Das Startup Tributech aus Linz hat es sich zum Ziel gesetzt, das sichere Teilen von Daten innerhalb des Unternehmens und über die Unternehmensgrenzen hinweg zu verbessern. Im Rahmen des Open Innovation Company Building Formats „Industry meets Makers“ hat Tributech Kontakt zum Hightech-Leitbetrieb Infineon aufgebaut – und dessen Chip genutzt, um eine noch sicherere Lösung des Daten-Sharings zu entwickeln: Das „Tributech Sensor Security Module“ (SSM).

+++Sechsstelliges Investment für Tributech+++

Das Tributech Sensor Security Module (SSM) ist ein Industrial IoT Device, das am Markt bestehende (I)IoT Devices um eine Datensicherheits- und Rückverfolgbarkeits-Lösung erweitert. Das Tributech SSM ermöglicht somit die nachvollziehbare und überprüfbare Aufzeichnungen von Sensor- und Prozessdaten, insbesondere wenn diese über Unternehmensgrenzen hinweg übertragen werden. Sobald ein Datensatz gesichert ist, können Datenkonsumenten innerhalb und außerhalb des Unternehmens zu jedem Zeitpunkt – in nahezu Echtzeit ebenso wie Jahre nach der Datengenerierung – den Herkunfts-, Integritäts- und Eigentumsnachweis überprüfen und auditieren.

Zugangsdaten werden dabei direkt auf dem Chip gespeichert, wie Rafael Gattringer, Innovation Manager bei Infineon, erläutert: Der Chip wiederum hat diverse Schutzmechanismen, die auch zum Beispiel bei einem unbefugten Ausbauversuch des Chips wirksam werden. „Die Speicherung der Daten direkt auf dem Chip garantiert wiederum die höchstmögliche Sicherheit“, ergänzt Thomas Plank, CEO und Co-Founder von Tributech. Die Datenverifizierung findet nun direkt an der Datenquelle statt, womit Tributech seinen Kunden eine Ende-zu-Ende-Lösung anbieten kann.
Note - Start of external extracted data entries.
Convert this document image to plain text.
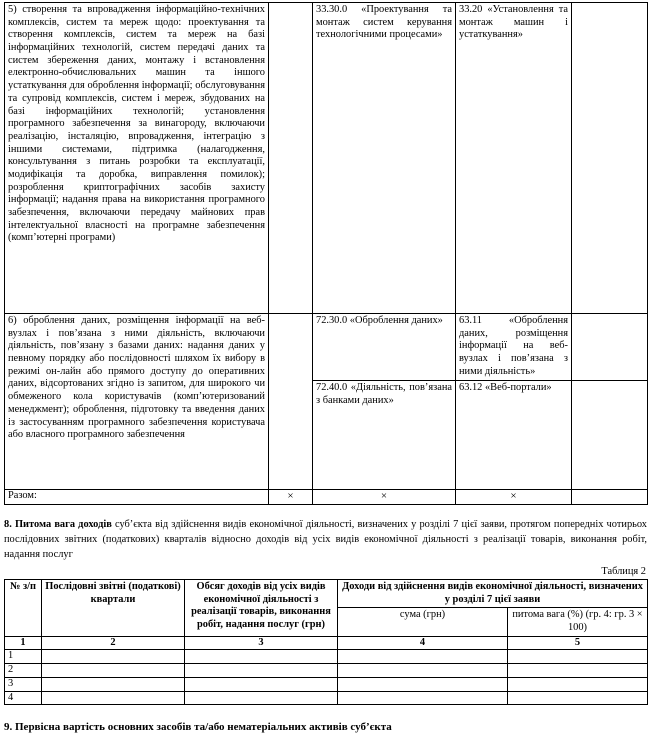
5) створення та впровадження інформаційно-технічних комплексів, систем та мереж щодо: проектування та створення комплексів, систем та мереж на базі інформаційних технологій, систем передачі даних та систем збереження даних, монтажу і встановлення електронно-обчислювальних машин та іншого устаткування для оброблення інформації; обслуговування та супровід комплексів, систем і мереж, збудованих на базі інформаційних технологій; установлення програмного забезпечення за винагороду, включаючи реалізацію, інсталяцію, впровадження, інтеграцію з іншими системами, підтримка (налагодження, консультування з питань розробки та експлуатації, модифікація та доробка, виправлення помилок); розроблення криптографічних засобів захисту інформації; надання права на використання програмного забезпечення, включаючи передачу майнових прав інтелектуальної власності на програмне забезпечення (комп’ютерні програми)		33.30.0 «Проектування та монтаж систем керування технологічними процесами»	33.20 «Установлення та монтаж машин і устаткування»	
6) оброблення даних, розміщення інформації на веб-вузлах і пов’язана з ними діяльність, включаючи діяльність, пов’язану з базами даних: надання даних у певному порядку або послідовності шляхом їх вибору в режимі он-лайн або прямого доступу до оперативних даних, відсортованих згідно із запитом, для широкого чи обмеженого кола користувачів (комп’ютеризований менеджмент); оброблення, підготовку та введення даних із застосуванням програмного забезпечення користувача або власного програмного забезпечення		72.30.0 «Оброблення даних»	63.11 «Оброблення даних, розміщення інформації на веб-вузлах і пов’язана з ними діяльність»	
		72.40.0 «Діяльність, пов’язана з банками даних»	63.12 «Веб-портали»	
Разом:	×	×	×	

8. Питома вага доходів суб’єкта від здійснення видів економічної діяльності, визначених у розділі 7 цієї заяви, протягом попередніх чотирьох послідовних звітних (податкових) кварталів відносно доходів від усіх видів економічної діяльності з реалізації товарів, виконання робіт, надання послуг

Таблиця 2
№ з/п	Послідовні звітні (податкові) квартали	Обсяг доходів від усіх видів економічної діяльності з реалізації товарів, виконання робіт, надання послуг (грн)	Доходи від здійснення видів економічної діяльності, визначених у розділі 7 цієї заяви	
			сума (грн)	питома вага (%) (гр. 4: гр. 3 × 100)
1	2	3	4	5
1				
2				
3				
4				
9. Первісна вартість основних засобів та/або нематеріальних активів суб’єкта
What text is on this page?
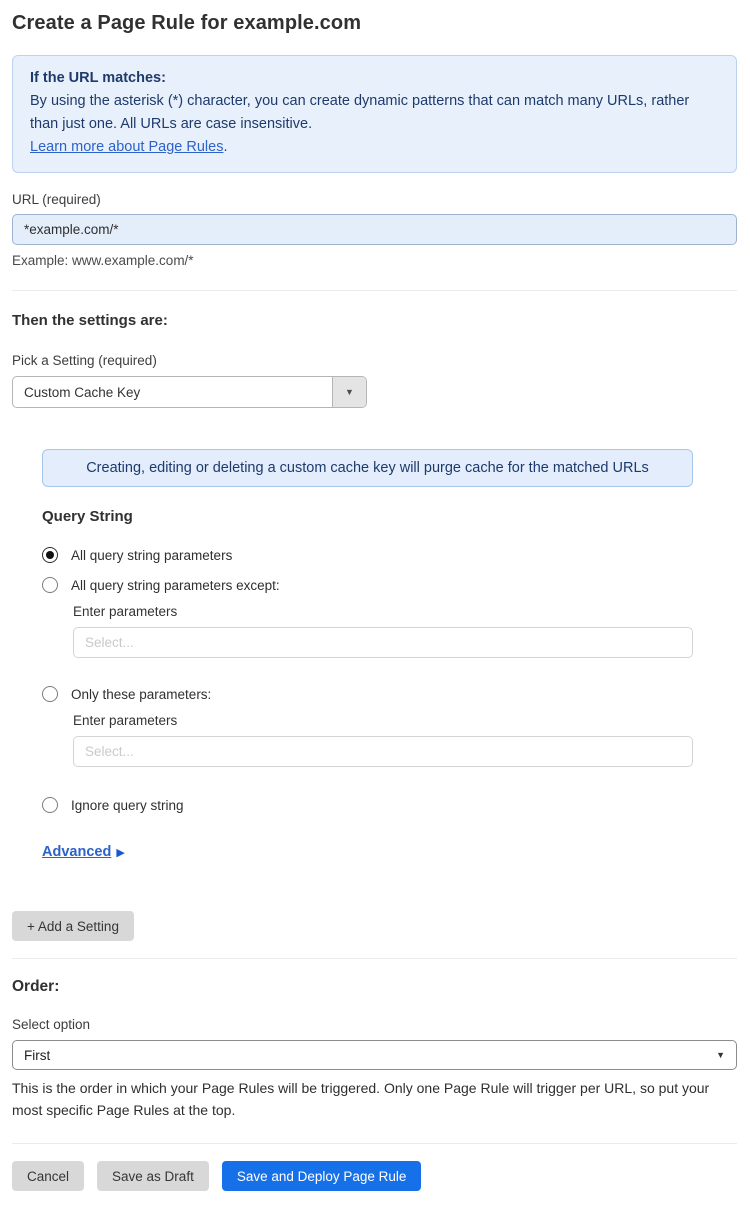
Create a Page Rule for example.com
If the URL matches:
By using the asterisk (*) character, you can create dynamic patterns that can match many URLs, rather than just one. All URLs are case insensitive.
Learn more about Page Rules.
URL (required)
*example.com/*
Example: www.example.com/*
Then the settings are:
Pick a Setting (required)
Custom Cache Key	▼
Creating, editing or deleting a custom cache key will purge cache for the matched URLs
Query String
All query string parameters
All query string parameters except:
Enter parameters
Select...
Only these parameters:
Enter parameters
Select...
Ignore query string
Advanced ▶
+ Add a Setting
Order:
Select option
First	▼
This is the order in which your Page Rules will be triggered. Only one Page Rule will trigger per URL, so put your most specific Page Rules at the top.
Cancel	Save as Draft	Save and Deploy Page Rule
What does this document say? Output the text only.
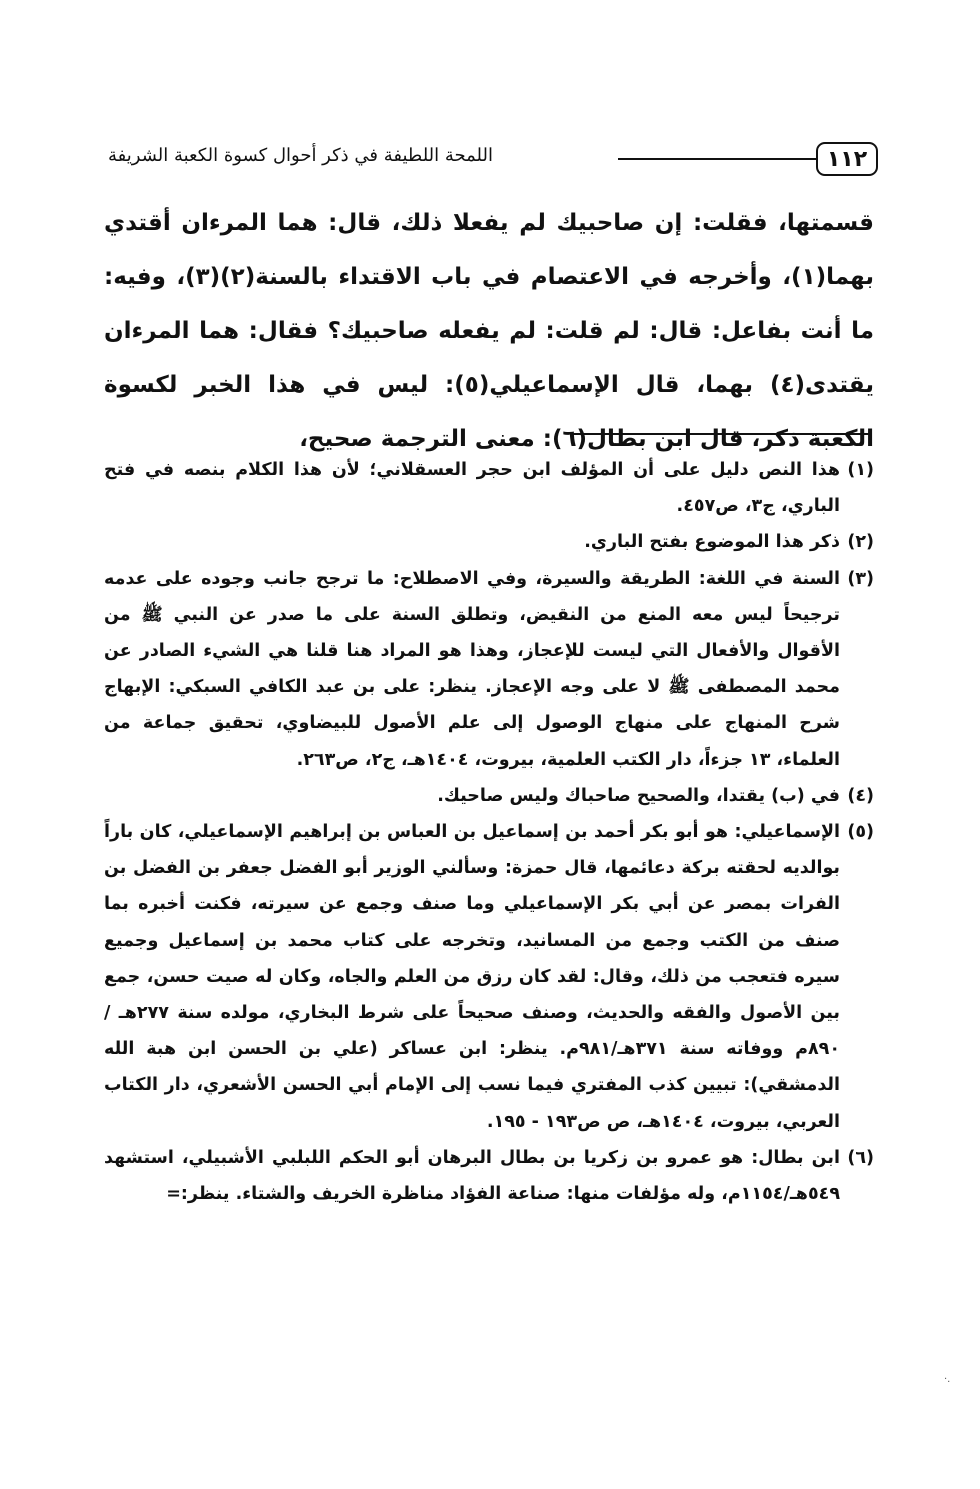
١١٢
اللمحة اللطيفة في ذكر أحوال كسوة الكعبة الشريفة

قسمتها، فقلت: إن صاحبيك لم يفعلا ذلك، قال: هما المرءان أقتدي بهما(١)، وأخرجه في الاعتصام في باب الاقتداء بالسنة(٢)(٣)، وفيه: ما أنت بفاعل: قال: لم قلت: لم يفعله صاحبيك؟ فقال: هما المرءان يقتدى(٤) بهما، قال الإسماعيلي(٥): ليس في هذا الخبر لكسوة الكعبة ذكر، قال ابن بطال(٦): معنى الترجمة صحيح،

(١)
هذا النص دليل على أن المؤلف ابن حجر العسقلاني؛ لأن هذا الكلام بنصه في فتح الباري، ج٣، ص٤٥٧.
(٢)
ذكر هذا الموضوع بفتح الباري.
(٣)
السنة في اللغة: الطريقة والسيرة، وفي الاصطلاح: ما ترجح جانب وجوده على عدمه ترجيحاً ليس معه المنع من النقيض، وتطلق السنة على ما صدر عن النبي ﷺ من الأقوال والأفعال التي ليست للإعجاز، وهذا هو المراد هنا قلنا هي الشيء الصادر عن محمد المصطفى ﷺ لا على وجه الإعجاز. ينظر: على بن عبد الكافي السبكي: الإبهاج شرح المنهاج على منهاج الوصول إلى علم الأصول للبيضاوي، تحقيق جماعة من العلماء، ١٣ جزءاً، دار الكتب العلمية، بيروت، ١٤٠٤هـ، ج٢، ص٢٦٣.
(٤)
في (ب) يقتدا، والصحيح صاحباك وليس صاحيك.
(٥)
الإسماعيلي: هو أبو بكر أحمد بن إسماعيل بن العباس بن إبراهيم الإسماعيلي، كان باراً بوالديه لحقته بركة دعائمها، قال حمزة: وسألني الوزير أبو الفضل جعفر بن الفضل بن الفرات بمصر عن أبي بكر الإسماعيلي وما صنف وجمع عن سيرته، فكنت أخبره بما صنف من الكتب وجمع من المسانيد، وتخرجه على كتاب محمد بن إسماعيل وجميع سيره فتعجب من ذلك، وقال: لقد كان رزق من العلم والجاه، وكان له صيت حسن، جمع بين الأصول والفقه والحديث، وصنف صحيحاً على شرط البخاري، مولده سنة ٢٧٧هـ / ٨٩٠م ووفاته سنة ٣٧١هـ/٩٨١م. ينظر: ابن عساكر (علي بن الحسن ابن هبة الله الدمشقي): تبيين كذب المفتري فيما نسب إلى الإمام أبي الحسن الأشعري، دار الكتاب العربي، بيروت، ١٤٠٤هـ، ص ص١٩٣ - ١٩٥.
(٦)
ابن بطال: هو عمرو بن زكريا بن بطال البرهان أبو الحكم اللبلبي الأشبيلي، استشهد ٥٤٩هـ/١١٥٤م، وله مؤلفات منها: صناعة الفؤاد مناظرة الخريف والشتاء. ينظر:=
·.
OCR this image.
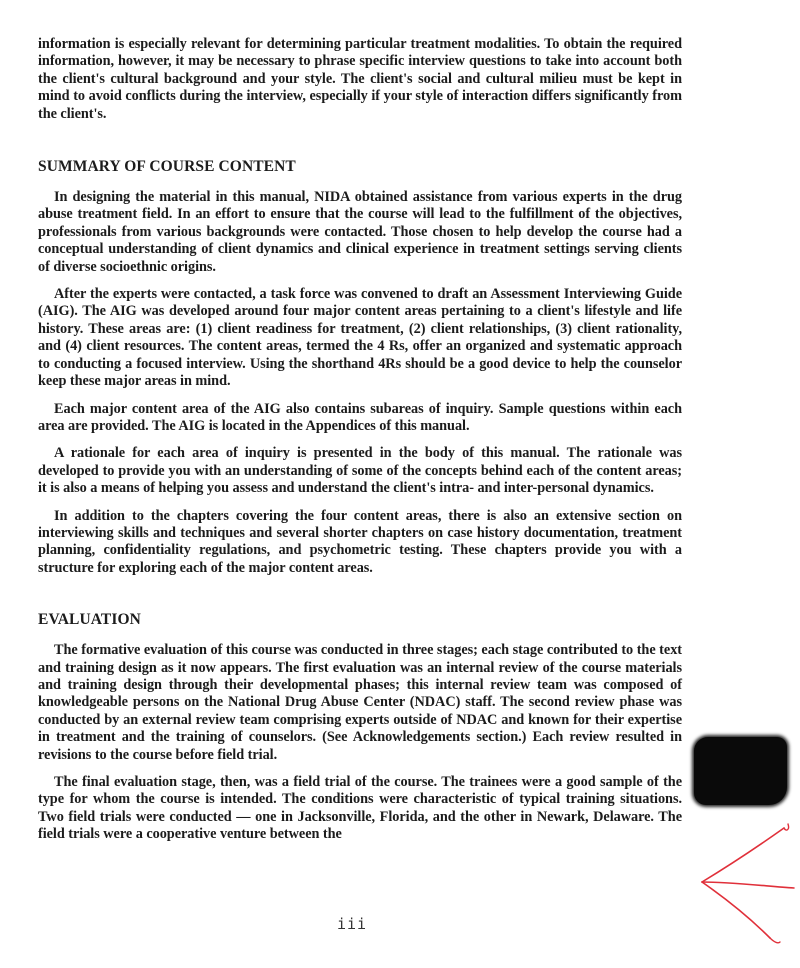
information is especially relevant for determining particular treatment modalities. To obtain the required information, however, it may be necessary to phrase specific interview questions to take into account both the client's cultural background and your style. The client's social and cultural milieu must be kept in mind to avoid conflicts during the interview, especially if your style of interaction differs significantly from the client's.

SUMMARY OF COURSE CONTENT

In designing the material in this manual, NIDA obtained assistance from various experts in the drug abuse treatment field. In an effort to ensure that the course will lead to the fulfillment of the objectives, professionals from various backgrounds were contacted. Those chosen to help develop the course had a conceptual understanding of client dynamics and clinical experience in treatment settings serving clients of diverse socioethnic origins.

After the experts were contacted, a task force was convened to draft an Assessment Interviewing Guide (AIG). The AIG was developed around four major content areas pertaining to a client's lifestyle and life history. These areas are: (1) client readiness for treatment, (2) client relationships, (3) client rationality, and (4) client resources. The content areas, termed the 4 Rs, offer an organized and systematic approach to conducting a focused interview. Using the shorthand 4Rs should be a good device to help the counselor keep these major areas in mind.

Each major content area of the AIG also contains subareas of inquiry. Sample questions within each area are provided. The AIG is located in the Appendices of this manual.

A rationale for each area of inquiry is presented in the body of this manual. The rationale was developed to provide you with an understanding of some of the concepts behind each of the content areas; it is also a means of helping you assess and understand the client's intra- and inter-personal dynamics.

In addition to the chapters covering the four content areas, there is also an extensive section on interviewing skills and techniques and several shorter chapters on case history documentation, treatment planning, confidentiality regulations, and psychometric testing. These chapters provide you with a structure for exploring each of the major content areas.

EVALUATION

The formative evaluation of this course was conducted in three stages; each stage contributed to the text and training design as it now appears. The first evaluation was an internal review of the course materials and training design through their developmental phases; this internal review team was composed of knowledgeable persons on the National Drug Abuse Center (NDAC) staff. The second review phase was conducted by an external review team comprising experts outside of NDAC and known for their expertise in treatment and the training of counselors. (See Acknowledgements section.) Each review resulted in revisions to the course before field trial.

The final evaluation stage, then, was a field trial of the course. The trainees were a good sample of the type for whom the course is intended. The conditions were characteristic of typical training situations. Two field trials were conducted — one in Jacksonville, Florida, and the other in Newark, Delaware. The field trials were a cooperative venture between the

iii
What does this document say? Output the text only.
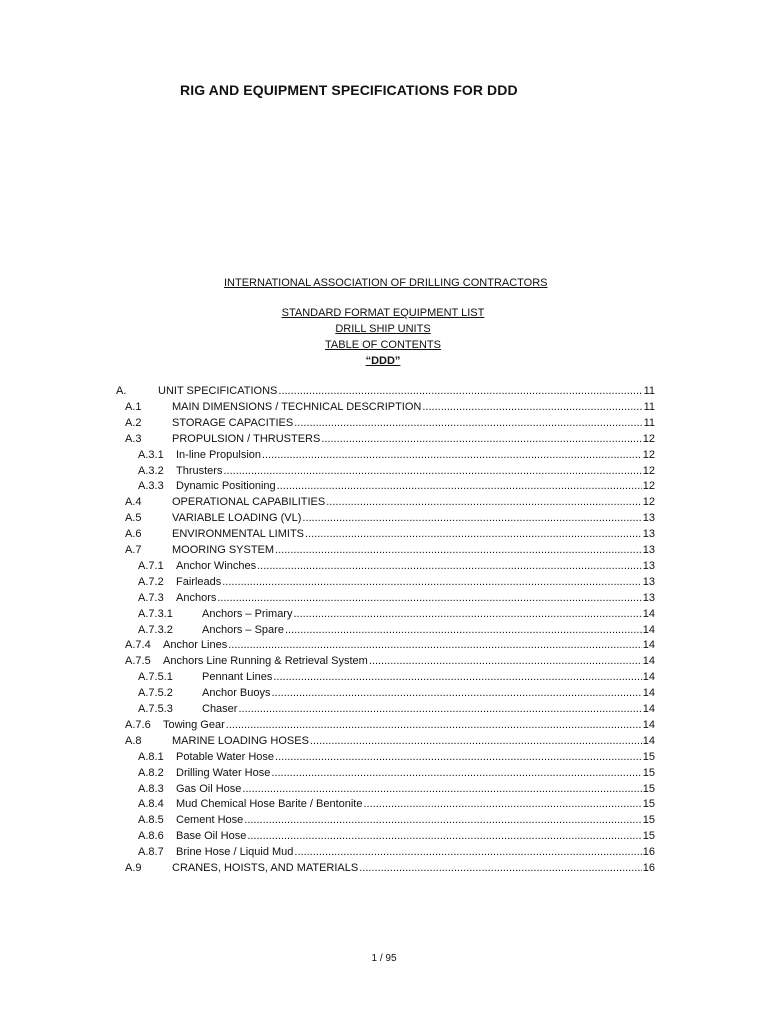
RIG AND EQUIPMENT SPECIFICATIONS FOR DDD
INTERNATIONAL ASSOCIATION OF DRILLING CONTRACTORS
STANDARD FORMAT EQUIPMENT LIST
DRILL SHIP UNITS
TABLE OF CONTENTS
“DDD”
A.	UNIT SPECIFICATIONS .....	11
A.1	MAIN DIMENSIONS / TECHNICAL DESCRIPTION .....	11
A.2	STORAGE CAPACITIES .....	11
A.3	PROPULSION / THRUSTERS .....	12
A.3.1	In-line Propulsion .....	12
A.3.2	Thrusters .....	12
A.3.3	Dynamic Positioning .....	12
A.4	OPERATIONAL CAPABILITIES .....	12
A.5	VARIABLE LOADING (VL) .....	13
A.6	ENVIRONMENTAL LIMITS .....	13
A.7	MOORING SYSTEM .....	13
A.7.1	Anchor Winches .....	13
A.7.2	Fairleads .....	13
A.7.3	Anchors .....	13
A.7.3.1	Anchors – Primary .....	14
A.7.3.2	Anchors – Spare .....	14
A.7.4	Anchor Lines .....	14
A.7.5	Anchors Line Running & Retrieval System .....	14
A.7.5.1	Pennant Lines .....	14
A.7.5.2	Anchor Buoys .....	14
A.7.5.3	Chaser .....	14
A.7.6	Towing Gear .....	14
A.8	MARINE LOADING HOSES .....	14
A.8.1	Potable Water Hose .....	15
A.8.2	Drilling Water Hose .....	15
A.8.3	Gas Oil Hose .....	15
A.8.4	Mud Chemical Hose Barite / Bentonite .....	15
A.8.5	Cement Hose .....	15
A.8.6	Base Oil Hose .....	15
A.8.7	Brine Hose / Liquid Mud .....	16
A.9	CRANES, HOISTS, AND MATERIALS .....	16
1 / 95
+++Mehr zum Thema Industrie+++

Durch diese neue Ebene an Sicherheit und Auditierbarkeit eröffnen sich eine Vielzahl an neunen Anwendungsfälle wie zum Beispiel Pay-per-use Lösungen auf Basis von Sensor- bzw. Nutzungsdaten, nutzungsbasierte Garantien, (automatisierte) Qualitätssicherung, digitale Servicehefte von Produkten, der automatisierte Nachweis der Durchführung oder Leistungserbringung zwischen Unternehmen („Proof of Execution“) und die Verknüpfung von Digitalen Zwillingen über Unternehmensgrenzen hinweg („Cross-Enterprise Digital Twin“).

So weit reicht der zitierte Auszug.